Interstitial Cystitis/Bladder Pain Syndrome: Why a Global Patient Registry Is Critically Needed.

PURPOSE

The purpose of this article is to establish expert consensus on the rationale for, and components of, a global patient registry for interstitial cystitis/bladder pain syndrome (IC/BPS). Our goal is to highlight what a comprehensive international patient registry can add to the growing body of IC/BPS-focused research and summarize the committee's rationale for inclusion or exclusion of certain patient and diagnostic characteristics to identify sub-groups of patients who will benefit from targeted therapy.

MATERIALS AND METHODS

An expert working group was formed from members of the Global Consensus on IC/BPS meeting. The working group consisted of four Urologists and a Urogynaecologist, and held a series of meetings in 2025 to achieve consensus on the benefits, hurdles and practical aspects of developing a global registry for IC/BPS. Literature search of the PubMed database was also performed where relevant, and all members agreed on the final proposals.

RESULTS

The framework for an IC/BPS global registry was developed inclusive of male and female patients ages 18 years and older, who have symptoms of pain, pressure or discomfort related to the bladder, along with lower urinary tract symptoms, that have persisted for 3 or more months, in the absence of confusable disorders. A comprehensive list of patient data points including demographic, history-related, and comorbid conditions was developed. Additionally, validated questionnaires were identified for inclusion that assess domains of pain, urinary symptoms and quality of life. Consensus was reached regarding collecting data on prior treatment, cystoscopy findings and biopsy results where applicable.
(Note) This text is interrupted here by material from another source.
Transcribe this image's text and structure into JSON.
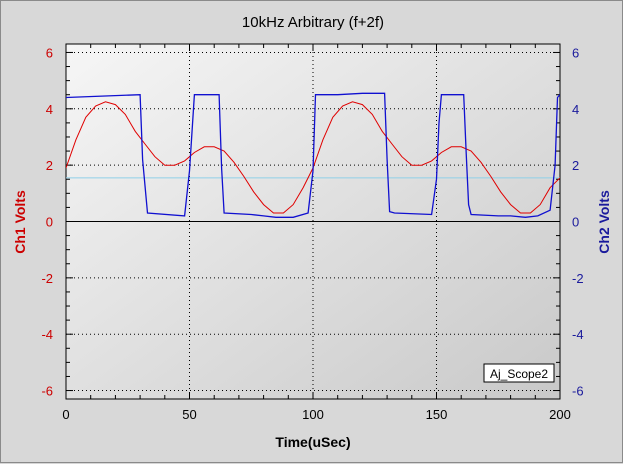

Lastly, importance was placed on patient-reported questionnaire data that can be input longitudinally by patients to lessen the burden of data collection by providers. Technical, legal and financial aspects were addressed as potential barriers.

CONCLUSIONS

A global registry for IC/BPS would overcome the limitations of current regional registries by including large numbers of patients from varied geographical locations, allowing for more efficient recruitment of patients for clinical trials. Understanding epidemiological trends and global variation in practice would enable optimization of care and quality improvement worldwide.